Los fantasmas que nos acompañan
‘Alimentar los fantasmas, de Tessa Hulls’ y ‘Después de medianoche’ son dos obras distintas que se dan la mano para conducir al lector a no tener miedo a la verdad

Alimentar a los fantasmas / Levante-EMV
Álvaro Pons
Miren esa esquina de la habitación, justo la que está alejada de la ventana, en la penumbra. Dejen que los ojos se acostumbren a la oscuridad y observen bien ese espacio que suponían vacío. Es posible que no vean nada más allá de la ausencia de luz, pero si ahora cierran los ojos, pequeños destellos nos devolverán la mirada, apuntándonos que la oscuridad está llena de los fantasmas de nuestra memoria. De esos recuerdos que vuelven siempre más allá de medianoche, en el territorio de los sueños. O quizás de los que no queremos que vuelvan porque nos asustan. Los fantasmas han pasado de nuestros recuerdos a la cultura popular como parte indispensable del género de terror, quizás porque preferíamos que la evocación no retornara/persistiera.
Pero dos obras que acaban de llegar a las librerías exploran precisamente ese espacio de la memoria que regresa para construir nuestra identidad. Alimentar los fantasmas, de Tessa Hulls (Reservoir Books, traducción de Juan Naranjo) y Después de medianoche, de Gaëlle Geniller (La Cúpula, traducción de Marina Borrás) parten de dos ideas aparentemente opuestas: la primera, un relato documental autobiográfico que recorre tres generaciones de mujeres que tuvieron que exiliarse de su China natal; la segunda, una ficción que transcurre en una mansión encantada mientras un padre espera con su hijo la vuelta de la madre. Dos estilos gráficos todavía más alejados: Hulls, un blanco y negro de trazo visceral que muchas veces traduce la rabia en un negro opresivo y Geniller, elegante, de cromatismo brillante y línea recta definida.
Pese a las diferencias obvias, resulta difícil no apuntar una lectura cruzada entre determinados detalles que conectan ambas obras y generan un apasionante diálogo, que nos obliga a abrir el abanico de reflexiones. Ambas creadoras optan por protagonistas artistas que encontrarán en la historia del linaje familiar una vía para comprender la propia identidad: guiarán la lectura desde la experiencia catártica, enfrentándose a esa losa que suponen los fantasmas de un pasado que obliga al exilio, o desde la imaginación desbordada en la que no es difícil encontrar trazas íntimas. Niños que ven más allá de las sombras esos mundos de recuerdos, abriendo las puertas a juegos simbólicos, en el caso de la autora estadounidense, desde la composición evocadora que retrata con metáforas visuales lo que el silencio autoimpuesto de su abuela no puede contar.
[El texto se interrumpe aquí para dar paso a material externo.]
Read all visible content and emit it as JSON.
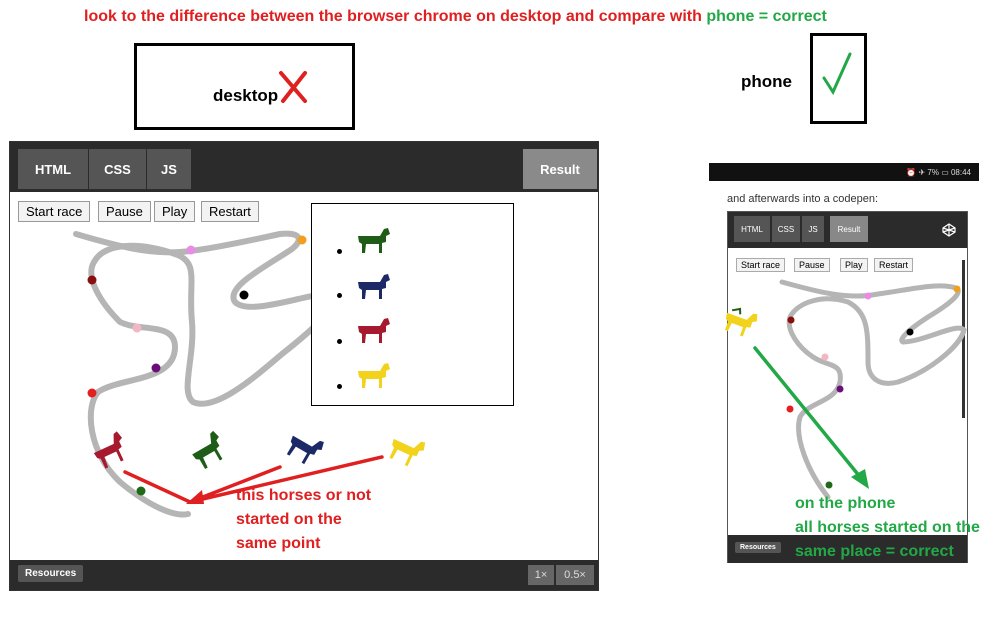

La francesa usa los simbolismos como parte del relato, consiguiendo también comunicarse en los silencios de un niño incapaz de articular palabras. Imágenes que llegan donde el lenguaje humano no alcanza.
Tres generaciones en cada título que deben enfrentarse a los fantasmas que subyacen en su pasado familiar, para intentar descubrir si su presencia es malévola o sanadora, en una dramática lucha contra el olvido, impuesto o involuntario. Que indagan ya sea en la Historia o en la historia, con el propósito final del autodescubrimiento y cuya investigación desemboca en un diálogo que erige a las mujeres como eje de la narración oculta en las sombras, persiguiendo una libertad que quizás nos lleve a la certeza de que necesitamos apoyos, incluso, para alcanzar esa emancipación que nos separa del resto. Y, en ese punto, quizás ser conscientes de que los fantasmas necesitan hablar, a través de nuestra voz, para no terminar diluidos en el olvido.
Dos obras diferentes, pero que se dan la mano para conducir al lector a ese lugar donde los fantasmas de la memoria siguen esperándonos para recordarnos que, en un mañana no muy lejano, nosotros seremos los fantasmas. Que no hay que tener miedo a la verdad que esconden, como narran con maestría estas dos autoras.